Amusingly, I planned an

Amusingly, I planned an article ages ago that was very similar in spirit to this one. I've just looked for a dead link but can't find one. Anyhow, it's great that you've started this one, which I hope may eventually fit in nicely as a special case of a more general principle, which is what my intended article was going to be about.
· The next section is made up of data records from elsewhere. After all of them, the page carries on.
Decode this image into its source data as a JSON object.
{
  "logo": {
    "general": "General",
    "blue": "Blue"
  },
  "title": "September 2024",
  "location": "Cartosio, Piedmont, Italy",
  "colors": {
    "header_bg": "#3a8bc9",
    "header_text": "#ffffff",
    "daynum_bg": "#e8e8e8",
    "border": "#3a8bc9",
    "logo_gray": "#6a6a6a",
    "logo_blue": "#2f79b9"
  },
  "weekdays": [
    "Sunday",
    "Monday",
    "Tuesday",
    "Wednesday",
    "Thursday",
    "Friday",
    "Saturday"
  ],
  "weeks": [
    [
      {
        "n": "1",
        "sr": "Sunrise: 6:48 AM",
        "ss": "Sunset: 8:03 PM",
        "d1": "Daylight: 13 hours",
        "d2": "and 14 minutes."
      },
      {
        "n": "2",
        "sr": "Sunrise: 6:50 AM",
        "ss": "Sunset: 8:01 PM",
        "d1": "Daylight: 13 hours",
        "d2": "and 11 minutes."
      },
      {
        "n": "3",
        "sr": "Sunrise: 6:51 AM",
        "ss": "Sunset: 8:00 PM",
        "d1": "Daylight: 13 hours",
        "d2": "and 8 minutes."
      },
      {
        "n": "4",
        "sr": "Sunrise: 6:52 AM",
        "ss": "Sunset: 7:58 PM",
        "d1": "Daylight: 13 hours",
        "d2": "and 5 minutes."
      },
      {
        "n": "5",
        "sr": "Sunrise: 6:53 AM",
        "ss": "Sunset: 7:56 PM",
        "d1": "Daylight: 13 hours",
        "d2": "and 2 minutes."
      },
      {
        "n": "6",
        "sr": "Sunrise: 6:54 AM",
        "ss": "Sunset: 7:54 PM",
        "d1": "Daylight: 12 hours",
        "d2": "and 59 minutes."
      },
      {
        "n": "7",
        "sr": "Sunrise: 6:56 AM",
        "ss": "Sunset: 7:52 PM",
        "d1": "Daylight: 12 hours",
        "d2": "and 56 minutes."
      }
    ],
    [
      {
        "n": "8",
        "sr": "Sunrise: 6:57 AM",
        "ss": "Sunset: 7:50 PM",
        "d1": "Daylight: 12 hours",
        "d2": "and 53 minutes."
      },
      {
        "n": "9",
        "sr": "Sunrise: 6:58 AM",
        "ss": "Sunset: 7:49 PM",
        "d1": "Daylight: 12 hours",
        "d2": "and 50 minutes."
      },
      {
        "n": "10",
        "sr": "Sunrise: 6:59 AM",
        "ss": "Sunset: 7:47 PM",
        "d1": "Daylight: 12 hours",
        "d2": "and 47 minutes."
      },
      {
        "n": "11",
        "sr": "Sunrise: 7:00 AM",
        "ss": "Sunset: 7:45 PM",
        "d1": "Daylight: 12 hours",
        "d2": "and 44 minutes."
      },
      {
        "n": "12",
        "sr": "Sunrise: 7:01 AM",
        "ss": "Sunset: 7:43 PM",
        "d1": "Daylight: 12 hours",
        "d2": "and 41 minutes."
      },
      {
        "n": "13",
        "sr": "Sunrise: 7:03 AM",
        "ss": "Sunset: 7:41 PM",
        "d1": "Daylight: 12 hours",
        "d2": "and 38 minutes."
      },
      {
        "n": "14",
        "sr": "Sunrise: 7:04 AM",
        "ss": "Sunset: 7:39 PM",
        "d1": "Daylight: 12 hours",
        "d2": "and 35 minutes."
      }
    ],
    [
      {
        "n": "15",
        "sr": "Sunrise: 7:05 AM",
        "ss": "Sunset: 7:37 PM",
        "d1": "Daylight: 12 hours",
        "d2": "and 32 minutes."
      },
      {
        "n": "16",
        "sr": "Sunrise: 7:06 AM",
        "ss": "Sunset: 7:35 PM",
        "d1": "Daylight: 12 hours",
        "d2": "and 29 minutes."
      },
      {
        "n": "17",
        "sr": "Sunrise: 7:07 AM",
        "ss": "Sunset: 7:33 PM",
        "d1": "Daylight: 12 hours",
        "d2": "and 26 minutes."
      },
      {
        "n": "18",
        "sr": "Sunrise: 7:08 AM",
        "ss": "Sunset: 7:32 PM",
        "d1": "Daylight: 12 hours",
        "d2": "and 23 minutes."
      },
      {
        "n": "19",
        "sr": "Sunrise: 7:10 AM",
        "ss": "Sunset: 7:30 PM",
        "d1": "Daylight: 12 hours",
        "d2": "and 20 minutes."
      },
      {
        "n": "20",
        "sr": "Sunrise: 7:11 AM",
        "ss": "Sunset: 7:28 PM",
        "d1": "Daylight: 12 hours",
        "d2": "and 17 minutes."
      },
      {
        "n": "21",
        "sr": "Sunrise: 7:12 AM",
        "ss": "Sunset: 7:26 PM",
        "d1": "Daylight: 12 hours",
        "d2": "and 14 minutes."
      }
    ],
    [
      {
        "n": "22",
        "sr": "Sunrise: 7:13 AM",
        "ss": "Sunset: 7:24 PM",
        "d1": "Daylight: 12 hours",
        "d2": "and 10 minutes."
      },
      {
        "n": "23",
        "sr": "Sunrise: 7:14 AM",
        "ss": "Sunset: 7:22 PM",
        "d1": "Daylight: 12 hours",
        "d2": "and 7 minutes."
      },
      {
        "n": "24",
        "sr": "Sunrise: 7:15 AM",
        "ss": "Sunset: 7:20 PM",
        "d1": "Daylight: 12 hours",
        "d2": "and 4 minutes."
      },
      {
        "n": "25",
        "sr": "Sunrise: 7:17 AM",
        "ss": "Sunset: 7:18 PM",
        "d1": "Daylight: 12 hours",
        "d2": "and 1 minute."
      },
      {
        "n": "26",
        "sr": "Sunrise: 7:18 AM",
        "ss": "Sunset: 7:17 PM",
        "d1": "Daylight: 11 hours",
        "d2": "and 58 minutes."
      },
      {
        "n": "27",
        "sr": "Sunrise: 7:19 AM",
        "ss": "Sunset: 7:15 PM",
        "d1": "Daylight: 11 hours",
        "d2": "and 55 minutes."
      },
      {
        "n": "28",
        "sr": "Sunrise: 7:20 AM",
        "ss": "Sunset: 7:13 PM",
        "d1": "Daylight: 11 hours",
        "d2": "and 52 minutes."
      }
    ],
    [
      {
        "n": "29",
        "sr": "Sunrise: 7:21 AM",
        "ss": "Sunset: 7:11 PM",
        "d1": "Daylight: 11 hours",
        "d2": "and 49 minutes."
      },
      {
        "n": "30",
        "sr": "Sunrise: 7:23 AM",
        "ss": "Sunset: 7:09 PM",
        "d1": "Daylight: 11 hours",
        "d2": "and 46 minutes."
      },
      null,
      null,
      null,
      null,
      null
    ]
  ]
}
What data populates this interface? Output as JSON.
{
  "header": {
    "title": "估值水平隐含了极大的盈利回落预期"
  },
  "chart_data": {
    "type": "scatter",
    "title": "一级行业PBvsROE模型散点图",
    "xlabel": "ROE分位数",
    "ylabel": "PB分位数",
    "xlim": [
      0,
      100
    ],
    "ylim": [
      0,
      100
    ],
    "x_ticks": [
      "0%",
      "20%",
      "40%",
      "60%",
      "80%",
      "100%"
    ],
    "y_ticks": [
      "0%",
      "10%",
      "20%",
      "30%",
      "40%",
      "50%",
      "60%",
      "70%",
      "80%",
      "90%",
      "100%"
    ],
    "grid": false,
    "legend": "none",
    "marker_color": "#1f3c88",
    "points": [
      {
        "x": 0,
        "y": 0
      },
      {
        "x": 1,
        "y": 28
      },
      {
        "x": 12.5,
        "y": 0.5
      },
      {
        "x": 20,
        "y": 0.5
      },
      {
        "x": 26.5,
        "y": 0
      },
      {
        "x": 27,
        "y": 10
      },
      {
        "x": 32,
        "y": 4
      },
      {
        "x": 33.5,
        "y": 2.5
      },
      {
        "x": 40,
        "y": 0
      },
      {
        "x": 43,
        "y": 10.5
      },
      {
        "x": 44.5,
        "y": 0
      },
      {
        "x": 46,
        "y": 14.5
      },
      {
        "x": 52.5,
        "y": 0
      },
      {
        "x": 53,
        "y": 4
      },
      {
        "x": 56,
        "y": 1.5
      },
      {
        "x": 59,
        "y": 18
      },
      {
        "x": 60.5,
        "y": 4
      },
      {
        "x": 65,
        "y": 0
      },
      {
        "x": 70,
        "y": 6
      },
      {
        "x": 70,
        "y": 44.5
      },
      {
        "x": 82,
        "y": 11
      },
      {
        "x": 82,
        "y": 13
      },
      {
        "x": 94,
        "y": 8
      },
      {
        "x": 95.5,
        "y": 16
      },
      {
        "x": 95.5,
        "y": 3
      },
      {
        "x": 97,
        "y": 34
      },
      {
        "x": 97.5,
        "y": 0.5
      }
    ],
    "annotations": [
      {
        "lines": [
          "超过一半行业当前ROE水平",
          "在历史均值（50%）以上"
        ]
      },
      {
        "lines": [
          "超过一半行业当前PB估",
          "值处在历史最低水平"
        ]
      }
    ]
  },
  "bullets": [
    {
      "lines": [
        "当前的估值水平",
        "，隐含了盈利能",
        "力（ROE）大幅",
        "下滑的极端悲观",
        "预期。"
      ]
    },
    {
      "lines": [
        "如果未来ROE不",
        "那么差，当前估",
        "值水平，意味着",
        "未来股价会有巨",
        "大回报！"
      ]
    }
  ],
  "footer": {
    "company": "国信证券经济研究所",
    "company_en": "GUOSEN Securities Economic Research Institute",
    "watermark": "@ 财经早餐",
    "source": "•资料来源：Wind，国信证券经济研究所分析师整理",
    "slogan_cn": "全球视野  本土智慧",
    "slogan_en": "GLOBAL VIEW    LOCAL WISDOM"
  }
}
The general principle is that whenever you need to choose something and it feels difficult to do so because you need to guess too much about how the rest of the proof will go, you have the option of not choosing it and instead taking some abstract object instead, running the rest of the proof, and seeing what properties you need your unspecified object to have. At that point, you have a new problem: is there an object with those properties? Often this problem is much clearer and easier than the problem you had before when you didn't know how the proof would go.

Numerical examples in analysis are an obvious source of examples. I use the general idea a lot, but when it came to writing the article I suddenly found I couldn't think of any. Perhaps I'll write a stub with a general discussion – roughly equal to the above paragraph – but no examples! And then it could be a parent for this article.